A mirrored image is flipped horizontally. When we see an object in a mirror, it appears to be a flipped version of the original object. For example, if you hold up your right hand in front of a mirror, the image in the mirror will appear to be your left hand.

Confusion may arise because some people think of the mirror image as being flipped left to right, but it is actually flipped horizontally. This means that the right side of the object in the mirror appears on the left side of the mirror image, and vice versa.

Contrary to popular belief, mirrors don't reverse left to right, they reverse front to back.

Consider this, when you look at yourself in a mirror, it appears to you that your reflection is another person who looks just like you standing behind a piece of glass, at the same distance from the glass as yourself and facing you.

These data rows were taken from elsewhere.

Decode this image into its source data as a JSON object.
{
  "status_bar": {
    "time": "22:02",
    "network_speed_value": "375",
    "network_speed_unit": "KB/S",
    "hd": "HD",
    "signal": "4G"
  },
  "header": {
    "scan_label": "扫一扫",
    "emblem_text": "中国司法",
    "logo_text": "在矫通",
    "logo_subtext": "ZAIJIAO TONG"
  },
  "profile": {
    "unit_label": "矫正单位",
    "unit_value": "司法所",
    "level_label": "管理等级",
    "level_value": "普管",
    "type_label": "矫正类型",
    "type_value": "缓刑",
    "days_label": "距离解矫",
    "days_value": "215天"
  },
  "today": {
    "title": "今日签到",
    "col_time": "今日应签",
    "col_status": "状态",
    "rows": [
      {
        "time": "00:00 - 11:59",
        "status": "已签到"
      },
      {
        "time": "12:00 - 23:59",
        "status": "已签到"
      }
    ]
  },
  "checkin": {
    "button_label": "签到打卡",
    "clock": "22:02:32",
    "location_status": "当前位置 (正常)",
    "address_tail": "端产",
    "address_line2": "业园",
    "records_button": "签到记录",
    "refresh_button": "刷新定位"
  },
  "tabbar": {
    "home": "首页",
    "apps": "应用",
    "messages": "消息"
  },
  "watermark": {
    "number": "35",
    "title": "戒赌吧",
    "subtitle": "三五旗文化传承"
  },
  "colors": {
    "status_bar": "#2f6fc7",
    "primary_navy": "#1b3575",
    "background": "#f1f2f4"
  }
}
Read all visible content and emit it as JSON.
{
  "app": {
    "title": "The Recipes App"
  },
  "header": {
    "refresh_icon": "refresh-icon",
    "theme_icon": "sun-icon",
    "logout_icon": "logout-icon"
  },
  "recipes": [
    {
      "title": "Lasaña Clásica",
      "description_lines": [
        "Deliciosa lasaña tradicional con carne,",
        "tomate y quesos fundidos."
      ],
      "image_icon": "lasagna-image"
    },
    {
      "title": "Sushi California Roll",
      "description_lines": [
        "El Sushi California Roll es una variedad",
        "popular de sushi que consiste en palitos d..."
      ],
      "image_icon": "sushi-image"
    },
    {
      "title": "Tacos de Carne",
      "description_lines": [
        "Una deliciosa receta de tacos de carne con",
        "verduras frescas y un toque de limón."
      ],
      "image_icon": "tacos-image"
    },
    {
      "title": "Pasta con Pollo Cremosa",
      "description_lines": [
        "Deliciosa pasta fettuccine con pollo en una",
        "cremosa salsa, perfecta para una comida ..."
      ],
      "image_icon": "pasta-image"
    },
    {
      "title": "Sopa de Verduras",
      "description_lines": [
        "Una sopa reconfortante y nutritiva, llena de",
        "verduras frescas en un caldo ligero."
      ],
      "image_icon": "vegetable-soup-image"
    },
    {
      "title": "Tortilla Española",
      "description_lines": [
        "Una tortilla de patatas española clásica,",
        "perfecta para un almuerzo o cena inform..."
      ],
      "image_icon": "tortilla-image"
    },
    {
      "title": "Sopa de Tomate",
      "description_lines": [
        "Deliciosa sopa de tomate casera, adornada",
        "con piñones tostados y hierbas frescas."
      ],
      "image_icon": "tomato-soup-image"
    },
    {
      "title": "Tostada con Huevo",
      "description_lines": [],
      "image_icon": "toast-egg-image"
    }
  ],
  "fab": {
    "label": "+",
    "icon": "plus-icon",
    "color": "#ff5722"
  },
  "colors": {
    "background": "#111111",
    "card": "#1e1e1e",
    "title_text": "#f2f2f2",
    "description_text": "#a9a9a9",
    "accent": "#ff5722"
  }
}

To get there, you reason, that person walked behind the glass and — here's the important bit — turned 180 degrees about the vertical axis to face you.

Now the left hand should be opposite your right hand, and vice versa. But this assumption is wrong. Your reflection didn't do a 180 degree turn. It was reversed front to back with no rotation at all.

Maybe it helps if you remember how it is to remove a disturbing hair on your own head with the help of a mirror. You place the scissors certainly in front of or behind the hair and do not hit it directly, because the front to back reflection tricks your eyes.


I have mentioned this before in this blog article that it's common for people to be surprised or even feel like they look wrong in photographs because they are used to seeing themselves in the mirror. When we see ourselves in the mirror, our brains are used to processing the image as a mirrored version of our appearance, which can make our facial features appear slightly different from how they appear in photographs.

There's more magic to mirrors

Have you ever stood in a dressing room at a clothing store and thought you looked great? I often notice this because I am relatively short and look slim and tall in some stores.

Their mirros had been bent into a concave shape. A concave mirror is curved inward, and it has a surface that bulges inward like a bowl. With such a shape light rays are angled toward the center of the mirror, which creates a more narrow image.

Mirrors are a great thing in photography. I like to use them. Through the reflection you can completely change the feeling of space and create surprising new moments.

Maybe someone still knows the classic peep show from the former red light districts. There, too, mirrors were used in a very exciting way. I have tried to get such a place as a location for a shoot, but unfortunately I have not succeeded so far.

But if you want to have explained exactly how it all works, I will always refer you to this blog article, because now I'm all dizzy from all the reflections in my mind.

And just to be sure: At the top of this page, in the cover image for this article, I simply placed a glass with a single rose between two mirrors. I told you, mirrors are rad!